Logo

Warped new head gasket?

Klink

Regular Contributor
I bought this head gasket on Ebay and it arrived yesterday. The gasket does not lay flat, it is curved up, it does not naturally lay flat. Is this Ok to install or should I return it? I've installed about 10 multi-cylinder head gaskets in the last 5 years, and they were always OEM or Sierra, and not one of them looked like this. The brand of this one is EMP Engineered Marine Products. You can see the curve by the shadows the rings cast. It is curved from one side to the other, only the bolt hole edges touch the table.

EMP Head Gasket.jpg
 
Last edited:
Without closer examination, I would consider it okay based on the photo. Is it made in USA? If your not in a great rush, call them on Monday. Another thought, send a message to the seller.
Do you install head bolts with anti-sieze? When using dissimilar metals, especially when exposed to potentially corrosive conditions, I always recommend it. Why? The original bolts are often zinc coated......or another glaze......and once they are removed, the coating is disturbed, therefore more likely to "freeze" in place once cleaned and reinstalled. We rebuild giant marine diesels. Anti seize is used almost everywhere. For high heat applications, like head bolts, another type is recommended. I like the copper color. Torque tables are followed to the "T". We have checked torque while using dry, or anti-seize. The final position is skewed and incorrect torque is applied in dry installs. We do up an 8000 hp Pielstik once every four years......1.4 million dollars each. They were introduced here on the Great Lakes in the early 70's on 1000 ft. Ore carriers. Original life expectancy was 30 years max. They are all still running. A new engine with labor to install is 15 million bucks.......there are 2 engines on each ship. Do you anti seize your lug nuts? I do, and have for 40 years. Torque to 100 lbs., and never had a single problem. Dump trucks and heavy equipment as well, but a higher torque per application.
 
Last edited:
The previous new gasket was original Evinrude BRP. It only leaked a little out the side of one head bolt hole area. I over torqued it and it made no difference. So, I bought the EMP and installed it, this time I added Permatex Aviation sealer to the engine edge, and on the head gasket on the inside that faces the engine edge, let it dry 1/2 hr and installed the head gasket. I put aviation sealer on the bolts and torqued to 16 lbs (per recommendation above). It leaked everywhere. I waited for it to cool and torqued it to 20lbs. It didn't leak at first but then started to leak worse and worse. It didn't ever leak this bad with the BRP gasket.

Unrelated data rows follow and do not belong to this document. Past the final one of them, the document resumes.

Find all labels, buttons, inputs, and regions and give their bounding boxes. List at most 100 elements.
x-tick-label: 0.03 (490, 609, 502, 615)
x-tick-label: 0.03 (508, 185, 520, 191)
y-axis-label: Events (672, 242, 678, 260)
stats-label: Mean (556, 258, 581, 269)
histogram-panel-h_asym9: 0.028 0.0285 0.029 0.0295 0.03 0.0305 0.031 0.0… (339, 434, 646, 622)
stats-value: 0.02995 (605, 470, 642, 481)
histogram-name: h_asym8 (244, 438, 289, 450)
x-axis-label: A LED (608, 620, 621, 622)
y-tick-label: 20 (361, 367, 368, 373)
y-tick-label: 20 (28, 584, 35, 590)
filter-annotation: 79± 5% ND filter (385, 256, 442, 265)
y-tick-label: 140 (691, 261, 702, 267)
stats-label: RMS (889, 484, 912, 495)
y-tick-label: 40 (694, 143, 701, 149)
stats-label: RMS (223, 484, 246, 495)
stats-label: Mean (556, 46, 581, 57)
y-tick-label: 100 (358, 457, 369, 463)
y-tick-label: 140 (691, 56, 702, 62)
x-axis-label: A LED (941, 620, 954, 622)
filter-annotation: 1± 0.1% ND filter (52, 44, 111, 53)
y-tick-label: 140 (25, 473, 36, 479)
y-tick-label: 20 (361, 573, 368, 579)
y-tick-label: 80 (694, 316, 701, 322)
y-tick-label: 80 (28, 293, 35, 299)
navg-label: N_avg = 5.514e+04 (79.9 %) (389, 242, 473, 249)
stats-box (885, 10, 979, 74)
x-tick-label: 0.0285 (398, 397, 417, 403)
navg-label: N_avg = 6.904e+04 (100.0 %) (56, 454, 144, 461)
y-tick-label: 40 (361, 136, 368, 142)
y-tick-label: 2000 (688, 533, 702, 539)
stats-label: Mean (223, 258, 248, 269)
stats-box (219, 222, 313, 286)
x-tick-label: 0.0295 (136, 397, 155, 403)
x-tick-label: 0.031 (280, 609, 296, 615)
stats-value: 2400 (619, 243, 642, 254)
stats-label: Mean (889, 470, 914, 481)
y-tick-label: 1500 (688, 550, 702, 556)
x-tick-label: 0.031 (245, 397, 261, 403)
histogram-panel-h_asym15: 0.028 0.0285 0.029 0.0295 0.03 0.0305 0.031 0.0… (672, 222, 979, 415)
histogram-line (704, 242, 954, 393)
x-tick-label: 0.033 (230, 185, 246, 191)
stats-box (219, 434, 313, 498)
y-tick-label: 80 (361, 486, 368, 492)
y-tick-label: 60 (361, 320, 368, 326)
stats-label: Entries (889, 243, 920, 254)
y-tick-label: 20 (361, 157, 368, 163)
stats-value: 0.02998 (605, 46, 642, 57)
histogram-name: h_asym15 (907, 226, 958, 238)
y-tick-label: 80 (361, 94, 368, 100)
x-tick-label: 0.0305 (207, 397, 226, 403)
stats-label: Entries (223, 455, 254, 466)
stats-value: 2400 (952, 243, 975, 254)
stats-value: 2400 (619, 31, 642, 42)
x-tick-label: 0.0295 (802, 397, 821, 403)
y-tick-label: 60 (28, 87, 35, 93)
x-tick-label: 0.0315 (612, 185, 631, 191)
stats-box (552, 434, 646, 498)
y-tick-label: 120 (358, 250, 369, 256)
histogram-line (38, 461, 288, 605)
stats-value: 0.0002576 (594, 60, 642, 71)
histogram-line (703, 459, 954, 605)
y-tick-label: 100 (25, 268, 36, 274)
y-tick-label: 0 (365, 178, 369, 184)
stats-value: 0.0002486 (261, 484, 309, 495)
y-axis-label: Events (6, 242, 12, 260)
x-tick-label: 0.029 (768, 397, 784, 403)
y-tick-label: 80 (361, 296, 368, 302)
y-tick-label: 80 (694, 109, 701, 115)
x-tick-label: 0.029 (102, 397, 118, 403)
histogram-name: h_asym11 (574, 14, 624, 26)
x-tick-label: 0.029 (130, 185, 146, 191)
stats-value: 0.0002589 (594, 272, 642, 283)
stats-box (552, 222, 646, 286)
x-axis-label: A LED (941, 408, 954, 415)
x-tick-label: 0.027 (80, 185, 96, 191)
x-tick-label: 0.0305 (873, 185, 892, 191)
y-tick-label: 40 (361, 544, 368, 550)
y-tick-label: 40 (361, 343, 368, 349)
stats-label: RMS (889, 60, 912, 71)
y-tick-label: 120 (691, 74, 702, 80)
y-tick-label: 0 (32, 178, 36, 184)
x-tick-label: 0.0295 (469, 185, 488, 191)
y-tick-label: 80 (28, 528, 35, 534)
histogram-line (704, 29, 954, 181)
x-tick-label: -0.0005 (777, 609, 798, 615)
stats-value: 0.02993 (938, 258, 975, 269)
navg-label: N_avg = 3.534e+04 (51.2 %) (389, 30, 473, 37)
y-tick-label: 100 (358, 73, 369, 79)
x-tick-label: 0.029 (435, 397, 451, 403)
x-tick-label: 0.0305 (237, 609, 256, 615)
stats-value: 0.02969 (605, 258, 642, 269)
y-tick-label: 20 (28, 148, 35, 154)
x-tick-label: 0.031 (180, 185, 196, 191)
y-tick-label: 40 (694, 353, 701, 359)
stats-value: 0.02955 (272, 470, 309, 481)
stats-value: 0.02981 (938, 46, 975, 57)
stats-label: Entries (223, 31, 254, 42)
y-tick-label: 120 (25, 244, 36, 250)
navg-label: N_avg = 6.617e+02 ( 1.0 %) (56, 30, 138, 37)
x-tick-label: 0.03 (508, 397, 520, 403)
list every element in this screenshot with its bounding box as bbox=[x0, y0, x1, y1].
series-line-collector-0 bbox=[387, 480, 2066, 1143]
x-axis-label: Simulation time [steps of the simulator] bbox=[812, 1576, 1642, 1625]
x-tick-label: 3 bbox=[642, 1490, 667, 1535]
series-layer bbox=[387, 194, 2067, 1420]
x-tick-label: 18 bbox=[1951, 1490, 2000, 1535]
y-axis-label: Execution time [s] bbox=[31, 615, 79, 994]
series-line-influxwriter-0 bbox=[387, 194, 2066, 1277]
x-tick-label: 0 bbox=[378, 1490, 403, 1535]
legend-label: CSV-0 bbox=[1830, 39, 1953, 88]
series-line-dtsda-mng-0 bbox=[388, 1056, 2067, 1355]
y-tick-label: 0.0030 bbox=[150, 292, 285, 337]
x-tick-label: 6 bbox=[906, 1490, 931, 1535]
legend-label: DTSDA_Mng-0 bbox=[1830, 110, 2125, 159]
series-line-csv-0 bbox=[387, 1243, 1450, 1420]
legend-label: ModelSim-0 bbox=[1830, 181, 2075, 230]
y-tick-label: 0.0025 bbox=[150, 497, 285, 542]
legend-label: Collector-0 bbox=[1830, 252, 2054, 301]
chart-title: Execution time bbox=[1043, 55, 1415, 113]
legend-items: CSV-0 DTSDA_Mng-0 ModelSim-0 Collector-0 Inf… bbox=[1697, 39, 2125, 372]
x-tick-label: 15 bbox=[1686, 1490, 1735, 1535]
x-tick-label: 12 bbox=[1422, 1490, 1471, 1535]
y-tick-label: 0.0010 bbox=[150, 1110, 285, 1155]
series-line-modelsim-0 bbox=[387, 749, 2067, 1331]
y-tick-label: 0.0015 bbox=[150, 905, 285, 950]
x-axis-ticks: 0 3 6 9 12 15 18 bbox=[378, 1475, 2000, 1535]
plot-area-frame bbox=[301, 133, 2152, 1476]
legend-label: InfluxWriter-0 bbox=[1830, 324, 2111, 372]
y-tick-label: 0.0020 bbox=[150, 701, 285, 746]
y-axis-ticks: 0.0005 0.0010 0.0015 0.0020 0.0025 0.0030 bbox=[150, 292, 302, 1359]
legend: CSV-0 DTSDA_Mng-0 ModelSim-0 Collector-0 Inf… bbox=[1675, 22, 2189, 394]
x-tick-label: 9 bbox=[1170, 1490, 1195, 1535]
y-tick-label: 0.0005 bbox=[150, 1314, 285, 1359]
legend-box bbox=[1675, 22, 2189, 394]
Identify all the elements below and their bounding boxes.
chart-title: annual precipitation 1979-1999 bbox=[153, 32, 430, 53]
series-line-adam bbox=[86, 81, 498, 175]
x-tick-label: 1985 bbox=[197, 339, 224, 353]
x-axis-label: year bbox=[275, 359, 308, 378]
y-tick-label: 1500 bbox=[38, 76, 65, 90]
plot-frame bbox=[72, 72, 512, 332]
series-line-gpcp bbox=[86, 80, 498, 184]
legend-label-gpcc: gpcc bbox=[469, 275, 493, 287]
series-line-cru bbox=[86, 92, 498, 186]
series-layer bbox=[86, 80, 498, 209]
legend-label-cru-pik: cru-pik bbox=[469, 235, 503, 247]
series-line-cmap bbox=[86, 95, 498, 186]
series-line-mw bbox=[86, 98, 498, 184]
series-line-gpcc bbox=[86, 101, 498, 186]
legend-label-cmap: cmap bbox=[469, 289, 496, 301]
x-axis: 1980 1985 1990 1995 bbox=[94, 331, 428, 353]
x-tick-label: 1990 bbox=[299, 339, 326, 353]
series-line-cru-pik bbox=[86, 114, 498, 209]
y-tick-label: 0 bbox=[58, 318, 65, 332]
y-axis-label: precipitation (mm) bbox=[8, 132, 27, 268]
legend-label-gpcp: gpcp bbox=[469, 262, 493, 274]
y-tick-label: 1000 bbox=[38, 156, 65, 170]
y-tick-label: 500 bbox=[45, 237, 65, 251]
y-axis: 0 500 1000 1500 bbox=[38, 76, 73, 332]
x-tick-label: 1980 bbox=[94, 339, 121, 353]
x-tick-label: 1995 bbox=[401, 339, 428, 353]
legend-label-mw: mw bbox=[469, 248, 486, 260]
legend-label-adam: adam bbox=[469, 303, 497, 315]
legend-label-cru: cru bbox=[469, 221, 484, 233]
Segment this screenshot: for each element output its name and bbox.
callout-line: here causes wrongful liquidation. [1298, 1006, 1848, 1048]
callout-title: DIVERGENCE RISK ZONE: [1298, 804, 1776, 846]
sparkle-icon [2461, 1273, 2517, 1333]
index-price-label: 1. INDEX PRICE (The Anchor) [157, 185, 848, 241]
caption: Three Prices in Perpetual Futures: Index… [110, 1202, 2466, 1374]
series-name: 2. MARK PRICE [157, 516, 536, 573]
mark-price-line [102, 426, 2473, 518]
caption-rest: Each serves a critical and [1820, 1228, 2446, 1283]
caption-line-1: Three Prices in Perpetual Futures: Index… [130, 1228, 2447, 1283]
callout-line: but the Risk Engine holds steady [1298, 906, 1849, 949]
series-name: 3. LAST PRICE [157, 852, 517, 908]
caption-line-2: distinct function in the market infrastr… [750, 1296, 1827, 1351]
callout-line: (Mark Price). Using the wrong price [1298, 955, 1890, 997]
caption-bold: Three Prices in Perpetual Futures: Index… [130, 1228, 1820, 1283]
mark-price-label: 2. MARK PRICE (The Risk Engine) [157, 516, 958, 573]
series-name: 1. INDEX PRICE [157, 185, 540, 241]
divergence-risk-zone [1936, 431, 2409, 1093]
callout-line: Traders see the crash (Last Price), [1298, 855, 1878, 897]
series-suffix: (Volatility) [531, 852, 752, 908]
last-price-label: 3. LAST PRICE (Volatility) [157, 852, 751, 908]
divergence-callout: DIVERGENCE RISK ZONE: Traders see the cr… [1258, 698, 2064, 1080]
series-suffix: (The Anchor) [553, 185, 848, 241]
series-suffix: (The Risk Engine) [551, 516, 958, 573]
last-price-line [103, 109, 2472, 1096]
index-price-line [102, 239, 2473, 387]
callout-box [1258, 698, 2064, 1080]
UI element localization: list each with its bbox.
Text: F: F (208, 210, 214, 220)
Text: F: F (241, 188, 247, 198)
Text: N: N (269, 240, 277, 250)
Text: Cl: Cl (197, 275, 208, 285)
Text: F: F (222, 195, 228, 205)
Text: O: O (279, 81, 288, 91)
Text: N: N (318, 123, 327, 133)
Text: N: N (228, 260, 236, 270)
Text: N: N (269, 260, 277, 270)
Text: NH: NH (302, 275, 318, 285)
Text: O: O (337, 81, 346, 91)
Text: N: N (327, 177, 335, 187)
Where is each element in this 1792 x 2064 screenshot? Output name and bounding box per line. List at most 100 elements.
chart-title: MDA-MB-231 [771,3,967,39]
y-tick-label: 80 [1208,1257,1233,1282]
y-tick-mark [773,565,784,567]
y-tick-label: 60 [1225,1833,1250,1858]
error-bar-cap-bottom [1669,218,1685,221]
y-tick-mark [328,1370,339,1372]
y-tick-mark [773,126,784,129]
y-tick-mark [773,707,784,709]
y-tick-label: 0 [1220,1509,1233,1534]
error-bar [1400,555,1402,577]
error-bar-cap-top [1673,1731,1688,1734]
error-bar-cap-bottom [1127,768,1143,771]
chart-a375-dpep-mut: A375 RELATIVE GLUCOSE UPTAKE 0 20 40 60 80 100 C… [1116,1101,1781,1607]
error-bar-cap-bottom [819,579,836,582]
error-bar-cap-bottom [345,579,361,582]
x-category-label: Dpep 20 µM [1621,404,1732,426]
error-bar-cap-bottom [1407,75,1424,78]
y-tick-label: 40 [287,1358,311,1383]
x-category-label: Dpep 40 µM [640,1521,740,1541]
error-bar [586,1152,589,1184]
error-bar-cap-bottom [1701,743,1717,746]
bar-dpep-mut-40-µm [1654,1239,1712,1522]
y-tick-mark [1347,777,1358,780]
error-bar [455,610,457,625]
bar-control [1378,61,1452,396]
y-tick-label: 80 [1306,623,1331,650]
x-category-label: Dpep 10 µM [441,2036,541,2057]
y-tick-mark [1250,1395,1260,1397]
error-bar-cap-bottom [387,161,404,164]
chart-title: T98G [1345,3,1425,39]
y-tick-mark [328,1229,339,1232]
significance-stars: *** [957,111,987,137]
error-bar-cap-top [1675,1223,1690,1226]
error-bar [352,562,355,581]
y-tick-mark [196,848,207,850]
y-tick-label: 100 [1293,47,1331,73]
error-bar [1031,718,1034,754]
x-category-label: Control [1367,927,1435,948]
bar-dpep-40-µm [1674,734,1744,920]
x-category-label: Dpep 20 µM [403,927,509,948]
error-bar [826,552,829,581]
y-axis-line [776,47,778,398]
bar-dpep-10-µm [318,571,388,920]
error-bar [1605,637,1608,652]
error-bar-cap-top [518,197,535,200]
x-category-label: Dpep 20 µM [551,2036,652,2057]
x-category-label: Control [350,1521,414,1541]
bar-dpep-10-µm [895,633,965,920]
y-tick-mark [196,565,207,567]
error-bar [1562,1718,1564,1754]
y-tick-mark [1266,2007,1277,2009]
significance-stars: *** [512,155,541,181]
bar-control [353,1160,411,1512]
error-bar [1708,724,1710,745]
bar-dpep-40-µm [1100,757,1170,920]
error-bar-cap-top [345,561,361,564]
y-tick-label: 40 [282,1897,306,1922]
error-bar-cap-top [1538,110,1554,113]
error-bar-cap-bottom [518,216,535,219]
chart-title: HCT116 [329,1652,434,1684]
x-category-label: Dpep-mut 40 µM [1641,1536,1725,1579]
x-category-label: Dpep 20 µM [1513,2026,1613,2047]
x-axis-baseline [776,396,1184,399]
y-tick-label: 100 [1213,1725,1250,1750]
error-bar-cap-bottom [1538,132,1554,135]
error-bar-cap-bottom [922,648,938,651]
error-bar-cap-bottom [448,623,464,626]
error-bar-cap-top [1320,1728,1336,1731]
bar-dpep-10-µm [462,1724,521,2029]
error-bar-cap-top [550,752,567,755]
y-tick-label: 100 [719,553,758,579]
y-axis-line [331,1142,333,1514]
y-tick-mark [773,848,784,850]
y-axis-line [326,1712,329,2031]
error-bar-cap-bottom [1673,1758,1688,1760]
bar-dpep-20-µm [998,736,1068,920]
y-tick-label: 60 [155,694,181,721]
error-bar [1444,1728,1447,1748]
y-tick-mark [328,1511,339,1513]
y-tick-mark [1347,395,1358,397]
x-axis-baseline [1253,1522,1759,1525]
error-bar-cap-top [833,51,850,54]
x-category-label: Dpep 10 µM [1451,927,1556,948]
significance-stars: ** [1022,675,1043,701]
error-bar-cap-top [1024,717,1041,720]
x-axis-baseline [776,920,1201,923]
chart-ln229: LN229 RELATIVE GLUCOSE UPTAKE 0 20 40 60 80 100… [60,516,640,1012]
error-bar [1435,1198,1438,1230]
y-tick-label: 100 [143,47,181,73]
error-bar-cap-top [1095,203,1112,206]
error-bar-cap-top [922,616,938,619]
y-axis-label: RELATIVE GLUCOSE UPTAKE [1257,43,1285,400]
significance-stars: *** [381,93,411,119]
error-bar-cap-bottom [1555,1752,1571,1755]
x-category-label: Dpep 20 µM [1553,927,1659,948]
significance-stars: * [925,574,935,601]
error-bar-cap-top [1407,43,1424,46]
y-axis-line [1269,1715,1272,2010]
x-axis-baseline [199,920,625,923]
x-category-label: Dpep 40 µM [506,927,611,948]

I'm waiting for it to cool again, and take it apart and clean all the sealer off and install the gasket without sealer, except the ding area where it leaked before. Then I'll try it again.

Question: Can I install both gaskets, the EMP first and the BRP second?
 
Every aluminum cylinder head I have ever checked out has been warped to some degree.-----Yes they are all warped !-------I get them flat with grinding compound and a piece of glass.------Did you resurface the head ?----Using the original bolts ?
 
I never checked for head warpage, but the first gasket only leaked in one spot exactly where it had a ding. I'm using new grade 8 bolts.
 
Are the bolts the exact same length ?-------Threaded portion the exact same length ?-----Resurface / flatten the cylinder head !!
 
The OEM bolts were 1 7/8". I installed 2" bolts in all the holes where they had plenty of room. On 4 of the bolts I cut them to 1 7/8" and re-tapped them at the ends. The only bolt that leaked the first time with the BRP head gasket was not a short bolt.

I resurfaced the head on a 5/8" thick piece of glass with 220 wet or dry and WD40, it was not warped. All it did was remove the paint in the areas on top of the pistons as marked below in all three cylinders. It did clean up the edge all around the cylinder head evenly, the edges are all shiny now (that's not my head in the picture). The parts where the water flows were not affected much if any by the sanding, but those parts are not where the gasket seals anyways. :

70hp cylinder head inside view - Copy.jpg
 
Last edited:
I'll test it out tomorrow. If it still leaks I'll sand it on the glass a bit more and coat the aluminum sealing surfaces with Aviation sealer and try again using the EMP gasket.

If that does not work, can I use the two gaskets EMP and BRP one on top of the other?
 
I have never had a problem with leakage on those gaskets !-------I believe you are making some basics mistakes.------Not sure why you would even want to resort to using 2 gaskets !
 
The BRP gasket only had a small leak in one spot and I used no Aviation sealer at all. In this third attempt I installed the EMP gasket exactly like the BRP gasket that had the small leak, except I sealed the ding. Moreover, I sanded the head flatter. It should be apples vs apples, so well see.
 
Excellent job! Those EMP gaskets are good. You might want to check head torque after a little more use, just in case. Do this, of course with the motor at ambient temperature. I assume you used a little anti seize. I am always careful not to use too much because I don't want it to "drool" into the sealing surfaces. I do the same with automotive and heavy equipment applications, but small engines and outboards are more delicate.